Okay, we don’t like what they have to say or how they say it. But that’s what democracy is all about. Everyone gets a voice. That’s EVERYONE, not just the people that believe like you and I do. So Germany has an active and vocal Alt Right group. That’s a problem. But is the solution to shut those people up and keep them out of the government process? FPTP apologists say it is.

FPTP Creates and Nurtures Fanatics

But fanatic groups thrive on suppression, exclusion, and isolation. Keeping these people smothered and entombed in their own Internet bubble guarantees that their members will never hear more reasonable arguments, and leaves them easy prey for demagogues. If their leaders were allowed to campaign in the open, their cockamamie ideas would be exposed to discussion among more reasonable people, thus limiting their appeal.

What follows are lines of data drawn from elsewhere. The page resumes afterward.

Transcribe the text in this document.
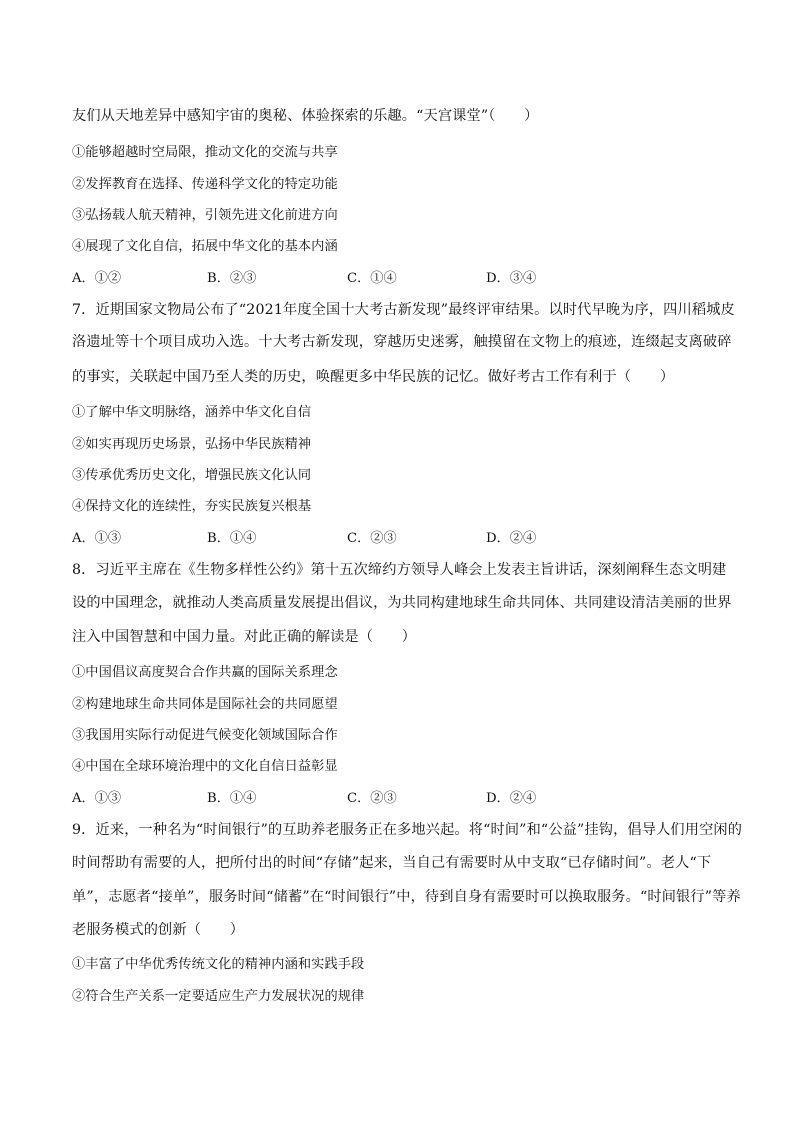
友们从天地差异中感知宇宙的奥秘、体验探索的乐趣。“天宫课堂”（　　）
①能够超越时空局限，推动文化的交流与共享
②发挥教育在选择、传递科学文化的特定功能
③弘扬载人航天精神，引领先进文化前进方向
④展现了文化自信，拓展中华文化的基本内涵
A．①②	B．②③	C．①④	D．③④
7．近期国家文物局公布了“2021年度全国十大考古新发现”最终评审结果。以时代早晚为序，四川稻城皮
洛遗址等十个项目成功入选。十大考古新发现，穿越历史迷雾，触摸留在文物上的痕迹，连缀起支离破碎
的事实，关联起中国乃至人类的历史，唤醒更多中华民族的记忆。做好考古工作有利于（　　）
①了解中华文明脉络，涵养中华文化自信
②如实再现历史场景，弘扬中华民族精神
③传承优秀历史文化，增强民族文化认同
④保持文化的连续性，夯实民族复兴根基
A．①③	B．①④	C．②③	D．②④
8．习近平主席在《生物多样性公约》第十五次缔约方领导人峰会上发表主旨讲话，深刻阐释生态文明建
设的中国理念，就推动人类高质量发展提出倡议，为共同构建地球生命共同体、共同建设清洁美丽的世界
注入中国智慧和中国力量。对此正确的解读是（　　）
①中国倡议高度契合合作共赢的国际关系理念
②构建地球生命共同体是国际社会的共同愿望
③我国用实际行动促进气候变化领域国际合作
④中国在全球环境治理中的文化自信日益彰显
A．①③	B．①④	C．②③	D．②④
9．近来，一种名为“时间银行”的互助养老服务正在多地兴起。将“时间”和“公益”挂钩，倡导人们用空闲的
时间帮助有需要的人，把所付出的时间“存储”起来，当自己有需要时从中支取“已存储时间”。老人“下
单”，志愿者“接单”，服务时间“储蓄”在“时间银行”中，待到自身有需要时可以换取服务。“时间银行”等养
老服务模式的创新（　　）
①丰富了中华优秀传统文化的精神内涵和实践手段
②符合生产关系一定要适应生产力发展状况的规律
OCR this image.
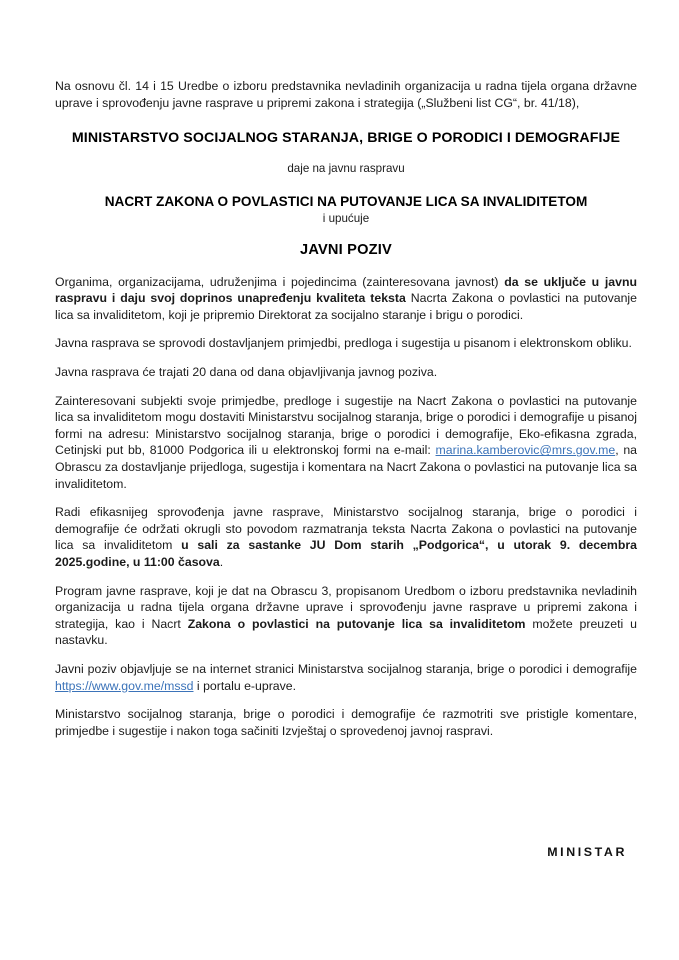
Na osnovu čl. 14 i 15 Uredbe o izboru predstavnika nevladinih organizacija u radna tijela organa državne uprave i sprovođenju javne rasprave u pripremi zakona i strategija („Službeni list CG“, br. 41/18),

MINISTARSTVO SOCIJALNOG STARANJA, BRIGE O PORODICI I DEMOGRAFIJE

daje na javnu raspravu

NACRT ZAKONA O POVLASTICI NA PUTOVANJE LICA SA INVALIDITETOM

i upućuje

JAVNI POZIV

Organima, organizacijama, udruženjima i pojedincima (zainteresovana javnost) da se uključe u javnu raspravu i daju svoj doprinos unapređenju kvaliteta teksta Nacrta Zakona o povlastici na putovanje lica sa invaliditetom, koji je pripremio Direktorat za socijalno staranje i brigu o porodici.

Javna rasprava se sprovodi dostavljanjem primjedbi, predloga i sugestija u pisanom i elektronskom obliku.

Javna rasprava će trajati 20 dana od dana objavljivanja javnog poziva.

Zainteresovani subjekti svoje primjedbe, predloge i sugestije na Nacrt Zakona o povlastici na putovanje lica sa invaliditetom mogu dostaviti Ministarstvu socijalnog staranja, brige o porodici i demografije u pisanoj formi na adresu: Ministarstvo socijalnog staranja, brige o porodici i demografije, Eko-efikasna zgrada, Cetinjski put bb, 81000 Podgorica ili u elektronskoj formi na e-mail: marina.kamberovic@mrs.gov.me, na Obrascu za dostavljanje prijedloga, sugestija i komentara na Nacrt Zakona o povlastici na putovanje lica sa invaliditetom.

Radi efikasnijeg sprovođenja javne rasprave, Ministarstvo socijalnog staranja, brige o porodici i demografije će održati okrugli sto povodom razmatranja teksta Nacrta Zakona o povlastici na putovanje lica sa invaliditetom u sali za sastanke JU Dom starih „Podgorica“, u utorak 9. decembra 2025.godine, u 11:00 časova.

Program javne rasprave, koji je dat na Obrascu 3, propisanom Uredbom o izboru predstavnika nevladinih organizacija u radna tijela organa državne uprave i sprovođenju javne rasprave u pripremi zakona i strategija, kao i Nacrt Zakona o povlastici na putovanje lica sa invaliditetom možete preuzeti u nastavku.

Javni poziv objavljuje se na internet stranici Ministarstva socijalnog staranja, brige o porodici i demografije https://www.gov.me/mssd i portalu e-uprave.

Ministarstvo socijalnog staranja, brige o porodici i demografije će razmotriti sve pristigle komentare, primjedbe i sugestije i nakon toga sačiniti Izvještaj o sprovedenoj javnoj raspravi.

MINISTAR
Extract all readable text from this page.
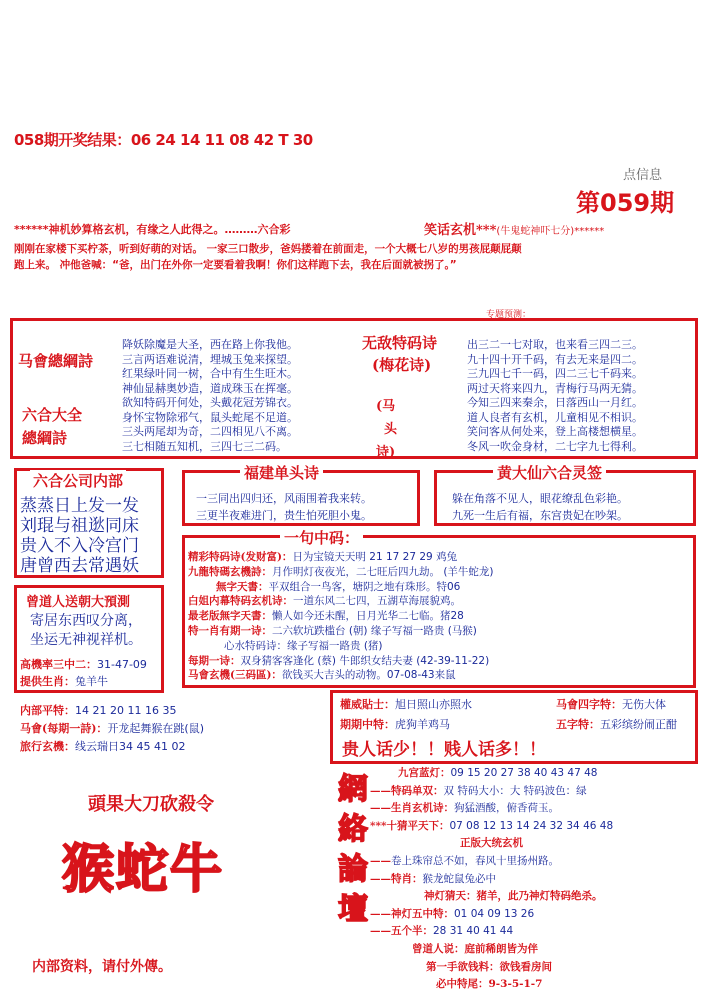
058期开奖结果：06 24 14 11 08 42 T 30
点信息
第059期
******神机妙算格玄机，有缘之人此得之。………六合彩	笑话玄机***(牛鬼蛇神吓七分)******
刚刚在家楼下买柠茶，听到好萌的对话。 一家三口散步，爸妈搂着在前面走，一个大概七八岁的男孩屁颠屁颠
跑上来。 冲他爸喊：“爸，出门在外你一定要看着我啊！你们这样跑下去，我在后面就被拐了。”
专题预测：
马會總綱詩
六合大全
總綱詩
降妖除魔是大圣，西在路上你我他。
三言两语难说清，埋城玉兔来探望。
红果绿叶同一树，合中有生生旺木。
神仙显赫奥妙造，道成珠玉在挥毫。
欲知特码开何处，头戴花冠芳锦衣。
身怀宝物除邪气，鼠头蛇尾不足道。
三头两尾却为奇，二四相见八不离。
三七相随五知机，三四七三二码。
无敌特码诗
(梅花诗)
(马
头
诗)
出三二一七对取，也来看三四二三。
九十四十开千码，有去无来是四二。
三九四七千一码，四二三七千码来。
两过天将来四九，青梅行马两无猜。
今知三四来秦余，日落西山一月红。
道人良者有玄机，儿童相见不相识。
笑问客从何处来，登上高楼想横星。
冬风一吹金身材，二七字九七得利。
六合公司内部
蒸蒸日上发一发
刘琨与祖逖同床
贵入不入冷宫门
唐曾西去常遇妖
福建单头诗
一三同出四归还，风雨围着我来转。
三更半夜难进门，贵生怕死胆小鬼。
黄大仙六合灵签
躲在角落不见人，眼花缭乱色彩艳。
九死一生后有福，东宫贵妃在吵架。
曾道人送朝大預測
寄居东西叹分离，
坐运无神视祥机。
高機率三中二：31-47-09
提供生肖：兔羊牛
一句中码：
精彩特码诗(发财富)：日为宝镜天天明 21 17 27 29 鸡兔
九龍特碼玄機詩：月作明灯夜夜光，二七旺后四九劫。 (羊牛蛇龙)
無字天書：平双组合一鸟客，塘阴之地有珠形。特06
白姐内幕特码玄机诗：一道东风二七四，五湖草海展貌鸡。
最老版無字天書：懒人如今还未醒，日月光华二七临。猪28
特一肖有期一诗：二六软坑跌槛台 (朝) 缘子写福一路贵 (马猴)
心水特码诗：缘子写福一路贵 (猪)
每期一诗：双身猜客客逢化 (蔡) 牛郎织女结夫妻 (42-39-11-22)
马會玄機(三码區)：欲钱买大吉头的动物。07-08-43来鼠
内部平特：14 21 20 11 16 35
马會(每期一詩)：开龙起舞猴在跳(鼠)
旅行玄機：线云瑞日34 45 41 02
權威貼士：旭日照山亦照水
期期中特：虎狗羊鸡马
马會四字特：无伤大体
五字特：五彩缤纷闹正酣
贵人话少！！贱人话多！！
頭果大刀砍殺令
猴蛇牛
内部资料，请付外傳。
網
絡
論
壇
九宫蓝灯：09 15 20 27 38 40 43 47 48
——特码单双：双 特码大小：大 特码波色：绿
——生肖玄机诗：狗猛酒酸，俯香荷玉。
***十猜平天下：07 08 12 13 14 24 32 34 46 48
正版大统玄机
——卷上珠帘总不如，春风十里扬州路。
——特肖：猴龙蛇鼠兔必中
神灯猜天：猪羊，此乃神灯特码绝杀。
——神灯五中特：01 04 09 13 26
——五个半：28 31 40 41 44
曾道人说：庭前稀朗皆为伴
第一手欲钱料：欲钱看房间
必中特尾：9-3-5-1-7
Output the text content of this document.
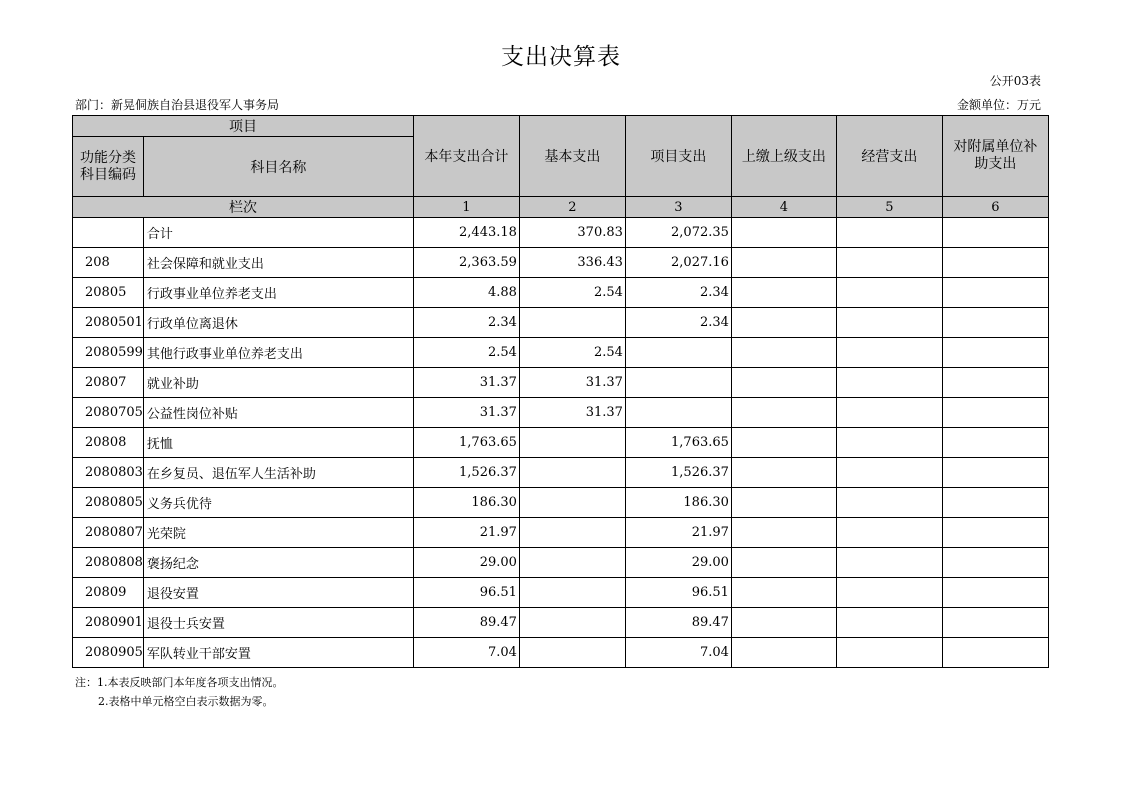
支出决算表
公开03表
部门：新晃侗族自治县退役军人事务局	金额单位：万元
项目		本年支出合计	基本支出	项目支出	上缴上级支出	经营支出	对附属单位补助支出
功能分类科目编码	科目名称						
栏次		1	2	3	4	5	6
	合计	2,443.18	370.83	2,072.35			
208	社会保障和就业支出	2,363.59	336.43	2,027.16			
20805	行政事业单位养老支出	4.88	2.54	2.34			
2080501	行政单位离退休	2.34		2.34			
2080599	其他行政事业单位养老支出	2.54	2.54				
20807	就业补助	31.37	31.37				
2080705	公益性岗位补贴	31.37	31.37				
20808	抚恤	1,763.65		1,763.65			
2080803	在乡复员、退伍军人生活补助	1,526.37		1,526.37			
2080805	义务兵优待	186.30		186.30			
2080807	光荣院	21.97		21.97			
2080808	褒扬纪念	29.00		29.00			
20809	退役安置	96.51		96.51			
2080901	退役士兵安置	89.47		89.47			
2080905	军队转业干部安置	7.04		7.04			
注：1.本表反映部门本年度各项支出情况。
2.表格中单元格空白表示数据为零。
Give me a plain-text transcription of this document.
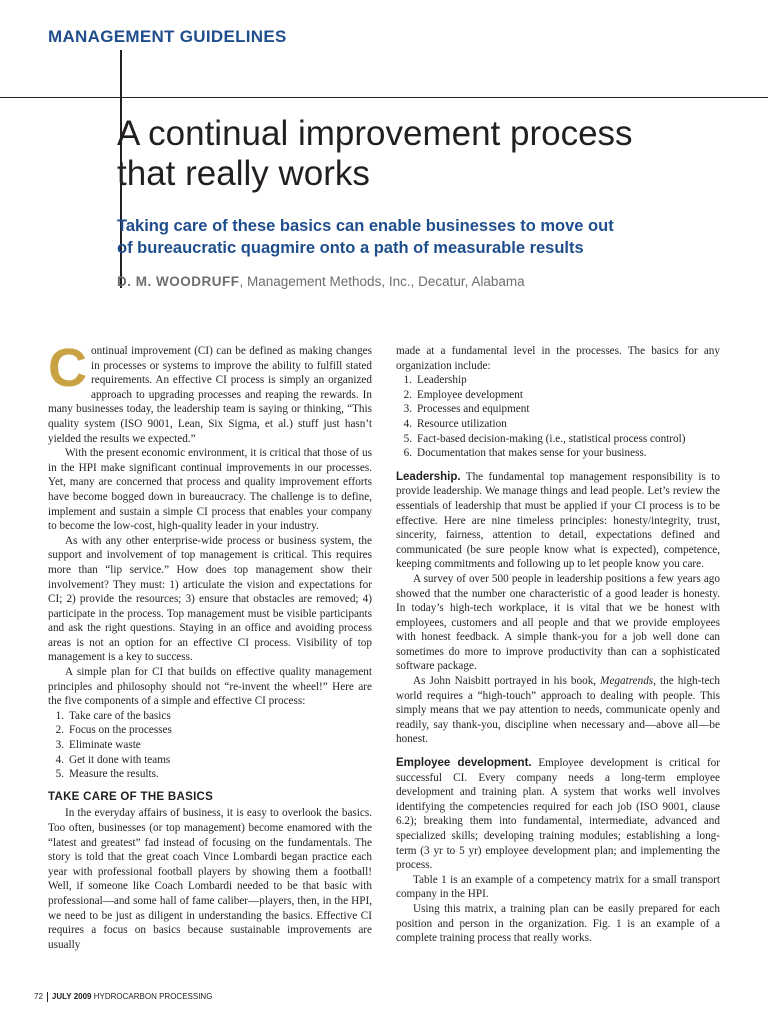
MANAGEMENT GUIDELINES
A continual improvement process
that really works
Taking care of these basics can enable businesses to move out
of bureaucratic quagmire onto a path of measurable results
D. M. WOODRUFF, Management Methods, Inc., Decatur, Alabama

Continual improvement (CI) can be defined as making changes in processes or systems to improve the ability to fulfill stated requirements. An effective CI process is simply an organized approach to upgrading processes and reaping the rewards. In many businesses today, the leadership team is saying or thinking, “This quality system (ISO 9001, Lean, Six Sigma, et al.) stuff just hasn’t yielded the results we expected.”

With the present economic environment, it is critical that those of us in the HPI make significant continual improvements in our processes. Yet, many are concerned that process and quality improvement efforts have become bogged down in bureaucracy. The challenge is to define, implement and sustain a simple CI process that enables your company to become the low-cost, high-quality leader in your industry.

As with any other enterprise-wide process or business system, the support and involvement of top management is critical. This requires more than “lip service.” How does top management show their involvement? They must: 1) articulate the vision and expectations for CI; 2) provide the resources; 3) ensure that obstacles are removed; 4) participate in the process. Top management must be visible participants and ask the right questions. Staying in an office and avoiding process areas is not an option for an effective CI process. Visibility of top management is a key to success.

A simple plan for CI that builds on effective quality management principles and philosophy should not “re-invent the wheel!” Here are the five components of a simple and effective CI process:

1. Take care of the basics
2. Focus on the processes
3. Eliminate waste
4. Get it done with teams
5. Measure the results.
TAKE CARE OF THE BASICS

In the everyday affairs of business, it is easy to overlook the basics. Too often, businesses (or top management) become enamored with the “latest and greatest” fad instead of focusing on the fundamentals. The story is told that the great coach Vince Lombardi began practice each year with professional football players by showing them a football! Well, if someone like Coach Lombardi needed to be that basic with professional—and some hall of fame caliber—players, then, in the HPI, we need to be just as diligent in understanding the basics. Effective CI requires a focus on basics because sustainable improvements are usually

made at a fundamental level in the processes. The basics for any organization include:

1. Leadership
2. Employee development
3. Processes and equipment
4. Resource utilization
5. Fact-based decision-making (i.e., statistical process control)
6. Documentation that makes sense for your business.

Leadership. The fundamental top management responsibility is to provide leadership. We manage things and lead people. Let’s review the essentials of leadership that must be applied if your CI process is to be effective. Here are nine timeless principles: honesty/integrity, trust, sincerity, fairness, attention to detail, expectations defined and communicated (be sure people know what is expected), competence, keeping commitments and following up to let people know you care.

A survey of over 500 people in leadership positions a few years ago showed that the number one characteristic of a good leader is honesty. In today’s high-tech workplace, it is vital that we be honest with employees, customers and all people and that we provide employees with honest feedback. A simple thank-you for a job well done can sometimes do more to improve productivity than can a sophisticated software package.

As John Naisbitt portrayed in his book, Megatrends, the high-tech world requires a “high-touch” approach to dealing with people. This simply means that we pay attention to needs, communicate openly and readily, say thank-you, discipline when necessary and—above all—be honest.

Employee development. Employee development is critical for successful CI. Every company needs a long-term employee development and training plan. A system that works well involves identifying the competencies required for each job (ISO 9001, clause 6.2); breaking them into fundamental, intermediate, advanced and specialized skills; developing training modules; establishing a long-term (3 yr to 5 yr) employee development plan; and implementing the process.

Table 1 is an example of a competency matrix for a small transport company in the HPI.

Using this matrix, a training plan can be easily prepared for each position and person in the organization. Fig. 1 is an example of a complete training process that really works.

72 JULY 2009 HYDROCARBON PROCESSING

Democracy Requires Empathy; Try It.

By demonizing the Alt Right and trying to keep them from having any say in government, the supporters of FPTP are revealing their anti-democratic attitude. Here’s a little exercise for you. Look at the Sun article, and all the points the FPTP supporters make about how PR is going to help the Alt Right, and how FPTP is going to keep these horrible people out of power. Now put the name of your favourite belief in there. Let’s say you’re a Pro-Life advocate. Do you want an election process that keeps you from expressing yourself, that keeps your vote from counting?

“Under FPTP …a Pro-Life party… cannot get a toehold in parliament.”

“PR opens the door to …Pro-Life… parties to gain seats, legitimacy, and a platform to espouse their hateful views.”

“…Pro-Life parties… benefit from PR in terms of their share of seats, which is what matters, after all, for the power, legitimacy, status, and resources that flow from elected office.”

Yep, “power, legitimacy, status, and resources.” Sounds rather important to them, doesn’t it?

Whenever you hear a political party shouting about restricting any group’s influence, try this exercise in empathy. Just say to yourself, “What if they were talking about me?” Because that’s the essence of a fair democracy. You must be willing to give everyone else the same rights that you want for yourself. If you only want power, legitimacy, status, and resources for those who think like you do, then you haven’t progressed in your thinking much past the first Athenian democracy 2500 years ago: democracy for adult males who owned property. FPTP is your style.

It doesn’t matter what group you place on the dotted line: the Green Party, Mormons, free enterprisers, Pro-Choicers, anarchists, First Nations or followers of the Great Spaghetti Monster. It’s obvious that those in support of First Past the Post are concerned with “power, legitimacy, status, and resources,” and want to make sure they keep these things to themselves and don’t spread them around to anybody who doesn’t think like they do.

And that’s not democracy. It’s elitism.